In that same year but prior to the rebranding, the company had acquired video game investment company Goodbye Kansas Game Invest (GKGI) for 42.4 million Swedish Krona. In January 2020, GKGI was renamed Amplifier Game Invest.
Smaller random studio acquisitions continued until in February 2020, Embracer Group announced the purchase of American video game publisher Saber Interactive and its various internal studios for a whopping $525 million (US).

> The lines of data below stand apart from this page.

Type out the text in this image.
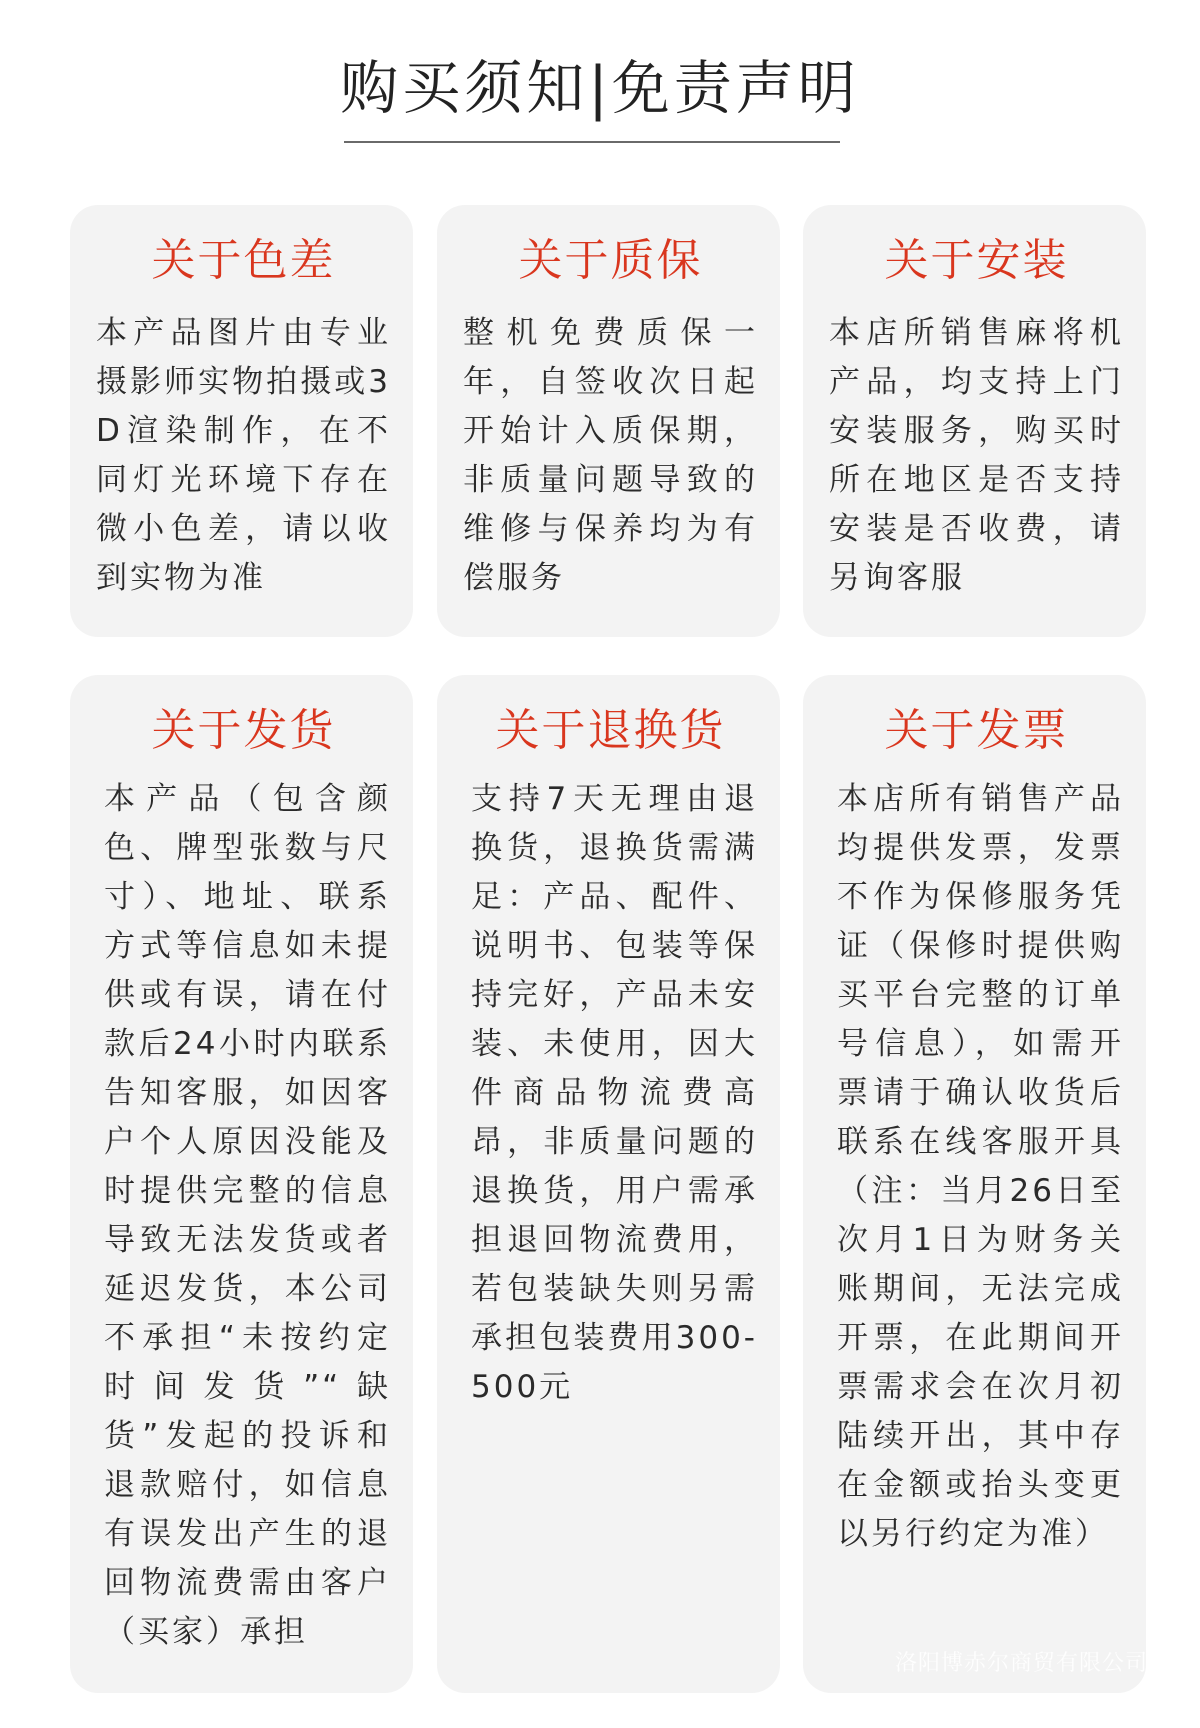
购买须知|免责声明
关于色差
本产品图片由专业摄影师实物拍摄或3D渲染制作，在不同灯光环境下存在微小色差，请以收到实物为准
关于质保
整机免费质保一年，自签收次日起开始计入质保期，非质量问题导致的维修与保养均为有偿服务
关于安装
本店所销售麻将机产品，均支持上门安装服务，购买时所在地区是否支持安装是否收费，请另询客服
关于发货
本产品（包含颜色、牌型张数与尺寸）、地址、联系方式等信息如未提供或有误，请在付款后24小时内联系告知客服，如因客户个人原因没能及时提供完整的信息导致无法发货或者延迟发货，本公司不承担“未按约定时间发货”“缺货”发起的投诉和退款赔付，如信息有误发出产生的退回物流费需由客户（买家）承担
关于退换货
支持7天无理由退换货，退换货需满足：产品、配件、说明书、包装等保持完好，产品未安装、未使用，因大件商品物流费高昂，非质量问题的退换货，用户需承担退回物流费用，若包装缺失则另需承担包装费用300-500元
关于发票
本店所有销售产品均提供发票，发票不作为保修服务凭证（保修时提供购买平台完整的订单号信息），如需开票请于确认收货后联系在线客服开具（注：当月26日至次月1日为财务关账期间，无法完成开票，在此期间开票需求会在次月初陆续开出，其中存在金额或抬头变更以另行约定为准）
洛阳博赤尔商贸有限公司
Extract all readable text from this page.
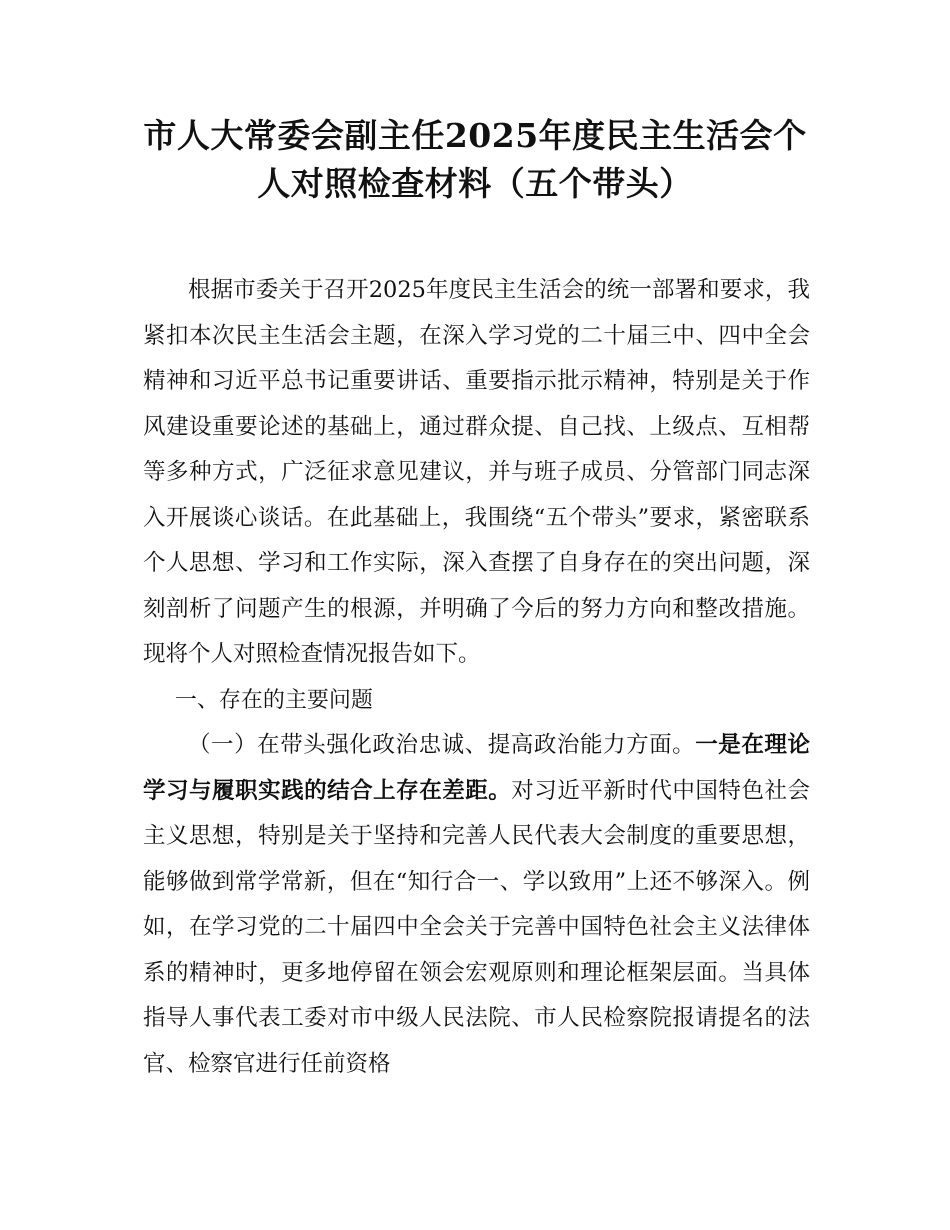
市人大常委会副主任2025年度民主生活会个
人对照检查材料（五个带头）

根据市委关于召开2025年度民主生活会的统一部署和要求，我紧扣本次民主生活会主题，在深入学习党的二十届三中、四中全会精神和习近平总书记重要讲话、重要指示批示精神，特别是关于作风建设重要论述的基础上，通过群众提、自己找、上级点、互相帮等多种方式，广泛征求意见建议，并与班子成员、分管部门同志深入开展谈心谈话。在此基础上，我围绕“五个带头”要求，紧密联系个人思想、学习和工作实际，深入查摆了自身存在的突出问题，深刻剖析了问题产生的根源，并明确了今后的努力方向和整改措施。现将个人对照检查情况报告如下。

一、存在的主要问题

（一）在带头强化政治忠诚、提高政治能力方面。一是在理论学习与履职实践的结合上存在差距。对习近平新时代中国特色社会主义思想，特别是关于坚持和完善人民代表大会制度的重要思想，能够做到常学常新，但在“知行合一、学以致用”上还不够深入。例如，在学习党的二十届四中全会关于完善中国特色社会主义法律体系的精神时，更多地停留在领会宏观原则和理论框架层面。当具体指导人事代表工委对市中级人民法院、市人民检察院报请提名的法官、检察官进行任前资格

The chequebook came out again in August, as the rapidly growing company bought even more studios. These studios were dispersed amongst Embracer’s various subsidiaries, with Saber Interactive arguably getting the pick of the crop with Metro developer 4A Games. This set of acquisitions included a brand new publishing subsidiary in the form of DECA Games.
By the end of 2020, the Embracer Group held 6 video game publishing subsidiaries: THQ Nordic, Koch Media, Coffee Stain, Amplifier, Saber Interactive, and DECA.
A pretty good year for Embracer, global pandemic considered.
More of the Same
If you thought a new year might slow down the transactions over at Embracer HQ in Karlstad, Sweden, then oh boy were you wrong.
February 2021 saw 3 more massive deals take place. Embracer caught their biggest fish yet, by acquiring the Gearbox Entertainment Company for 1.3 billion US Dollars. This deal sees Borderlands developer Gearbox Software join the Embracer ranks.
Embracer also scooped up mobile game publisher EasyBrain for 640 million US Dollars and developer Aspyr Media for 450 million US Dollars. While Gearbox and EasyBrain will form Embracer’s 7th and 8th publishing subsidiaries, Aspyr will be integrated under Saber Interactive.
Embracer would go on to buy 15 more studios by September 2021.
A Bright Future
The future looks bright for Embracer Group.
During the 2021 financial year, the group made net sales of around 9,000 million Swedish Krona. Their annual report states that this is down to ‘numerous successful launches of high-quality games’, but also a ‘solid back catalogue’.
These standout commercial performances include ‘more than 6.8 million copies of Valhiem’, ‘close to 2 million copies of SnowRunner’, ‘more than 2 million copies of Sponge-bob Squarepants: Battle for Bikini Bottom Re-Hydrated’, and ‘more than 1 million copies of Destroy All Humans!’ remake sold.
Moreover, Embracer Group also saw an all-time high of 160 ongoing development projects at the end of the financial year.
They’ve quietly and confidently amassed a huge catalogue of IP and studios, that dwarf the likes of everyone else. With a focus on AA games, Embracer is able to conquer its own slice of the video game market, while still dipping its toes into the AAA pool alongside other industry titans.
And it doesn't look like they are letting up any time soon, with acquisition after acquisition sending tremors throughout the industry. There is a new formidable force in town, and it shouldn't be taken lightly.